India's stock market has two major indexes, the BSE Sensex, an index of 30 well-established companies listed on the BSE, and the Nifty 50, the NSE's flagship index. The Sensex is regarded as the pulse of India's domestic stock markets, as the overall market capitalization of its listed companies accounts for around 45 percent of the total capitalization of all listed companies on the BSE.
The Shanghai Composite Index, the Shenzhen Component Index and the blue-chip CSI300 Index are China's most widely recognized indexes and considered to be the most representative.
Starting from 100 points in 1990, currently, the index is at around 2,900 points, a nearly 30-fold rise in three decades. The Sensex has seen a 15-fold rise since liberalization reform in the early 1990s.
India's stock market is much more inclusive than China's, particularly for smaller companies. A total of around 7,000 companies were listed on the country's two bourses by the end of 2018, including two foreign companies.
China's two exchanges had 3,584 listed companies by the end of 2018. As of January, India's stock market had seen a total capitalization of more than $2 trillion, while China's stock market had approached $6 trillion.
The IPO systems and numbers in China and India are also different. India's stock market abolished its administrative-approval system in 1992.
In 2019, China's Science and Technology Innovation Board - or STAR market - piloted its registration-based IPO.
The de-listing system of India's stock market was borrowed from the US model. It is more market-oriented, with higher levels of both de-listings and listings. In 2018, the BSE saw at least 222 companies de-list, some of which were compulsory withdrawals.
China's stock market is less market-orientated. The debut of registration-based IPOs on the STAR market has had a knock-on effect on the A-share market, and there were nine companies suspended or de-listed from China's stock market this year - a 30-year high which is expected to increase in the future.
The internationalization level of a country's stock market can be observed in two dimensions: market access requirements for international capital and IPO requirements for foreign companies.
Two foreign companies have listed on India's stock market, but China's has none. India was opened to foreign capital earlier, having approved foreign investments in India's stock and bonds markets in 1992.

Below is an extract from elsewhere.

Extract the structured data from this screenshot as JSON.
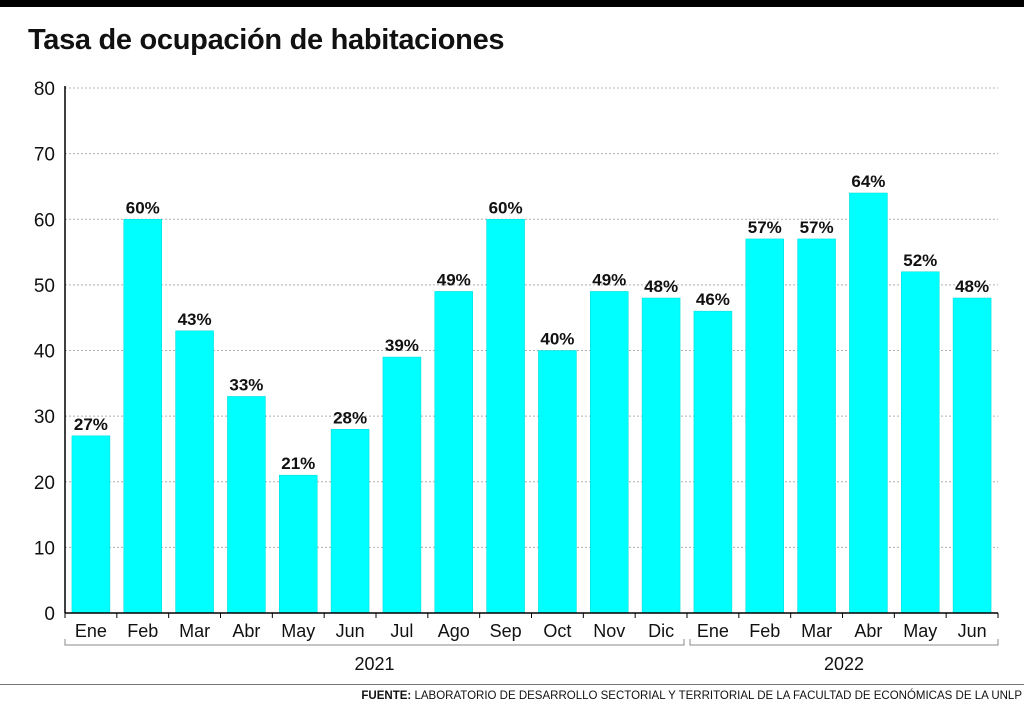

However, China is expediting its opening-up process. From the Shenzhen-Hong Kong Stock Connect to the Shanghai-London Stock Connect, foreign investment is being increasingly facilitated in China's market.
India's securitization ratio was 76.42 percent in 2018, while China's was 46.48 percent, which shows that India's stock market enjoys a more important status in its national economy than China's does in its own.
It's important for China's A-share market to promote reform, including the establishment of a short mechanism and the promotion of registration-based IPOs.